My baby doesn't hate anything, because he's an infant. But he isn't very good at sleeping, which means suddenly I'm not very good at sleeping, which I used to be very good at, I think. The memory issues are real. What part of your brain dies first when utterly sleep deprived? I wish it was the part that told me I was tired, but apparently that's one of the last. The first was almost definitely the part that held patience, and smartness, and words. "The itsy bitsy bug thing went up the wet whatever."
We're going to start sleep training this weekend. I hate this. I know it's certainly not the worst thing ever, and I keep reminding myself that a crying baby is better than an incapable mother, but this is truly a point I didn't think we'd come to. I have advice coming out of my ears. All given with love, of course, but still. And encouragement. The amount of encouragement I've received could soothe even the angstiest of teenage girls. But me? Over. It.
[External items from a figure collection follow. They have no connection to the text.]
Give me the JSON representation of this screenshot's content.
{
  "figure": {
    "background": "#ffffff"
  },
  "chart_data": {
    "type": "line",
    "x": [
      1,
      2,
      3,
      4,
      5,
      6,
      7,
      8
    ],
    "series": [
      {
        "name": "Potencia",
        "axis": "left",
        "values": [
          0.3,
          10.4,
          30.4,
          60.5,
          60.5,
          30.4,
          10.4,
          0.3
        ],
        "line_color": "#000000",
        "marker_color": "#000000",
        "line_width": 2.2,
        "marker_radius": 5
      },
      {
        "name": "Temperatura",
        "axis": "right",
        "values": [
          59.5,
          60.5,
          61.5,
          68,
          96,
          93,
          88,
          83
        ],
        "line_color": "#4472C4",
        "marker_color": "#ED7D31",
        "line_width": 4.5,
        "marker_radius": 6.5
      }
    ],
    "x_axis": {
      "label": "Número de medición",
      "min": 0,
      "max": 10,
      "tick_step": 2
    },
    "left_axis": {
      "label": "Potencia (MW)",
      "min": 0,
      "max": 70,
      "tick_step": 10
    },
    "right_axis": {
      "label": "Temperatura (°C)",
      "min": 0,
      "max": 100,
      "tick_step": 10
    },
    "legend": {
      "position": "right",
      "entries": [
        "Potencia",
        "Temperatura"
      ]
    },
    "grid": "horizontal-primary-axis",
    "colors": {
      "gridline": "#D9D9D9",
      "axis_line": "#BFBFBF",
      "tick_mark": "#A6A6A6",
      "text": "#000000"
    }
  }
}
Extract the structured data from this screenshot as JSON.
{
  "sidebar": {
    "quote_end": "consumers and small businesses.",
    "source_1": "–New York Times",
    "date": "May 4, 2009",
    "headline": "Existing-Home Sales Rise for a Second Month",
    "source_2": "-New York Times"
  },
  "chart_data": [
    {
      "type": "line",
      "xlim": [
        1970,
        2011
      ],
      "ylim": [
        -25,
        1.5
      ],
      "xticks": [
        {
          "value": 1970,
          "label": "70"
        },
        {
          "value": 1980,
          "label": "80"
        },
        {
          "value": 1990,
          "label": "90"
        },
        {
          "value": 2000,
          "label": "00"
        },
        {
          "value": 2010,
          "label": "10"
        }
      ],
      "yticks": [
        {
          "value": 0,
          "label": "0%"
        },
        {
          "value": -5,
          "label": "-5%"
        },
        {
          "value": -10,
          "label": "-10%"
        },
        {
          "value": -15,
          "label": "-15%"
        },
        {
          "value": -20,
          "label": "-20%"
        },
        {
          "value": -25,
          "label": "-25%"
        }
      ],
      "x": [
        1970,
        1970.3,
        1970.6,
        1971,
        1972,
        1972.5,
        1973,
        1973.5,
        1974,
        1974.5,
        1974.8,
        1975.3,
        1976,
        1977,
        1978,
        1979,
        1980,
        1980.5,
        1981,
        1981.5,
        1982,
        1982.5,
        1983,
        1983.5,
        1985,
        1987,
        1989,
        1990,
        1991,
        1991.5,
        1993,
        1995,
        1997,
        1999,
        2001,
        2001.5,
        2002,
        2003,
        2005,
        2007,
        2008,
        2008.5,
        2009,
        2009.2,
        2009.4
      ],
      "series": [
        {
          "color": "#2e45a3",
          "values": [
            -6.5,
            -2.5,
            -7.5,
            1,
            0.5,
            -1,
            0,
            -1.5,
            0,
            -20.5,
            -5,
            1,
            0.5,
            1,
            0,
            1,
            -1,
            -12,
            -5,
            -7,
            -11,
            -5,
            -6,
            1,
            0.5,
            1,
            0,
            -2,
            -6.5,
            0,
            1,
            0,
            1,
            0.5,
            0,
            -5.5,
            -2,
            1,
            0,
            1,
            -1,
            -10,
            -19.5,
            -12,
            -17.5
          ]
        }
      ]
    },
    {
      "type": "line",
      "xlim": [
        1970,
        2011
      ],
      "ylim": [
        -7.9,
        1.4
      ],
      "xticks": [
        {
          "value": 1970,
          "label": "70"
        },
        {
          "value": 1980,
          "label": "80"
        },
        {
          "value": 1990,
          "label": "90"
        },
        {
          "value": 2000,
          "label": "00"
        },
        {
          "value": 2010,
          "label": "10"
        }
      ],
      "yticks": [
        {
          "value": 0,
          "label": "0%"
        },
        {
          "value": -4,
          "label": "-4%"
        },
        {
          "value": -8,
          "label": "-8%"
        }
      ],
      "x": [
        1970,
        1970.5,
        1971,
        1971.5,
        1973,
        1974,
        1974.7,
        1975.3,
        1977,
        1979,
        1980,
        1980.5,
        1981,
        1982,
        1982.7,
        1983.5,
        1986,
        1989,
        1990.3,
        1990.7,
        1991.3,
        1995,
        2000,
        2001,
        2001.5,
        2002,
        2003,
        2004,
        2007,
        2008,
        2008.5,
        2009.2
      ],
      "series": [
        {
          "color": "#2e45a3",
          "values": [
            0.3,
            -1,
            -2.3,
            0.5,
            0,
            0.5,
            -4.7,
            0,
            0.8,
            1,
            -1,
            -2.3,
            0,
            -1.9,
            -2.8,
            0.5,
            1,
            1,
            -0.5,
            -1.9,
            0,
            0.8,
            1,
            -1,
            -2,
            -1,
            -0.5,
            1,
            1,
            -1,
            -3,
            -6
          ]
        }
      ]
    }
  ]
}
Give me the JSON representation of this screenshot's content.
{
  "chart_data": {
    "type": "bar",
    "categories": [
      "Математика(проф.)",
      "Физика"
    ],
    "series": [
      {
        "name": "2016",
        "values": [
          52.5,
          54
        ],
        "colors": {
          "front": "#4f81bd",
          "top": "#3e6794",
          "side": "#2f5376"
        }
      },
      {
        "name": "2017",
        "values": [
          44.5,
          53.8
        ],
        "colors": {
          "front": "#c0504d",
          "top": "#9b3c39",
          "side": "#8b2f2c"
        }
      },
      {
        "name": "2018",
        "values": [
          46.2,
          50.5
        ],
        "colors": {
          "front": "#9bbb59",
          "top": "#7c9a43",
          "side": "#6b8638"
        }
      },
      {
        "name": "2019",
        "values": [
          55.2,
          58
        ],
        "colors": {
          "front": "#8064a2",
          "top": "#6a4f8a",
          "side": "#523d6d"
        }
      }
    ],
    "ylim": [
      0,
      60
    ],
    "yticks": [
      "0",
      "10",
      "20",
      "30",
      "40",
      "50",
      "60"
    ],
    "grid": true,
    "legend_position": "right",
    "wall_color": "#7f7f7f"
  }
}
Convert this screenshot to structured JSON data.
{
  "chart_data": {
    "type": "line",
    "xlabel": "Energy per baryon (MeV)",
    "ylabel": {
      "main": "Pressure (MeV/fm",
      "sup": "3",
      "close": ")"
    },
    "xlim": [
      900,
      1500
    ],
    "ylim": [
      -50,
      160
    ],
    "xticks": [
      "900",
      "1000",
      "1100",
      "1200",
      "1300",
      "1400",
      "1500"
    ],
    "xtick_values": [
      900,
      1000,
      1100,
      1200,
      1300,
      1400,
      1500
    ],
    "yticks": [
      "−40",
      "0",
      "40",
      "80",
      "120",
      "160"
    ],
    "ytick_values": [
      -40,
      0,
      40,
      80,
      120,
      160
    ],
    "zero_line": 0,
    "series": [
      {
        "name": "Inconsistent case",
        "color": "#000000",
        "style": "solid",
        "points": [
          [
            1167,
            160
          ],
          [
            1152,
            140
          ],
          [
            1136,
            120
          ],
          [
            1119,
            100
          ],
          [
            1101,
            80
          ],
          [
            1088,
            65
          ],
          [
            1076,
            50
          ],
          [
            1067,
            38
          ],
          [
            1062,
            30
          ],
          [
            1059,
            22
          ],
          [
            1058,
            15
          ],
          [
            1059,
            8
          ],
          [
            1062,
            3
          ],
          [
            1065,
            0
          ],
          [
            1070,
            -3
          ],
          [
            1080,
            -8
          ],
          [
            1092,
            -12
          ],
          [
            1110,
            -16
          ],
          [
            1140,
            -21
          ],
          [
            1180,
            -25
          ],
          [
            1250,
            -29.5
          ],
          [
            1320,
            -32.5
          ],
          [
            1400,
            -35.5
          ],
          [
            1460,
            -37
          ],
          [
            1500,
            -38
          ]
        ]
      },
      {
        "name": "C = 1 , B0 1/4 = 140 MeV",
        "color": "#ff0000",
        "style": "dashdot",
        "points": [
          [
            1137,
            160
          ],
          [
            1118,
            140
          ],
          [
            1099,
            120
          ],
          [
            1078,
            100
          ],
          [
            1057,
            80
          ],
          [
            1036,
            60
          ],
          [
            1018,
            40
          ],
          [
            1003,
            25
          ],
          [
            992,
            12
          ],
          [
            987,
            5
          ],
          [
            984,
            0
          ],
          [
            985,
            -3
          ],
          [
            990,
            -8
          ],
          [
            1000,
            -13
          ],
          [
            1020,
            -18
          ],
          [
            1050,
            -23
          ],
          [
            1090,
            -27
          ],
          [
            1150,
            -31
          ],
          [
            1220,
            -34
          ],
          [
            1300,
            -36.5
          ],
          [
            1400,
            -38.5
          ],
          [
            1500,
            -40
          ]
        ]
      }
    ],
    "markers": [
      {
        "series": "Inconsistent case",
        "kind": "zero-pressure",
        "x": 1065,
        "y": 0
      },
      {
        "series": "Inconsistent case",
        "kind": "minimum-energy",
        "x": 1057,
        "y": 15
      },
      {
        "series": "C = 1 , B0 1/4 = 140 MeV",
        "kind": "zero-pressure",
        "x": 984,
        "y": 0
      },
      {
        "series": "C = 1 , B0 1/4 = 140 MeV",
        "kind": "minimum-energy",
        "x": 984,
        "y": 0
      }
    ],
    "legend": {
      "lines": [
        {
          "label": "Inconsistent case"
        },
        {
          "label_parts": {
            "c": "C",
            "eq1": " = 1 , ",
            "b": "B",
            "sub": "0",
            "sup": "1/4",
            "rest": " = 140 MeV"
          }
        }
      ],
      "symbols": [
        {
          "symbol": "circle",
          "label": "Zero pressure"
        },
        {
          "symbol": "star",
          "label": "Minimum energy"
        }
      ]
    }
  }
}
When it comes down to it, the point is right now I don't have the energy to care for my baby. He's sitting in his crib right now, refusing to nap, because I'm refusing to spend half an hour rocking him to sleep, and I'm here on my computer, and I just don't have the *ability* to deal with him anymore. He is wonderful. He is the light of my life. He is slowly killing his mother. So I need something that will work fast. And he'll cry. And I'll cry. And it will be awful, but then, please God, then it will be better.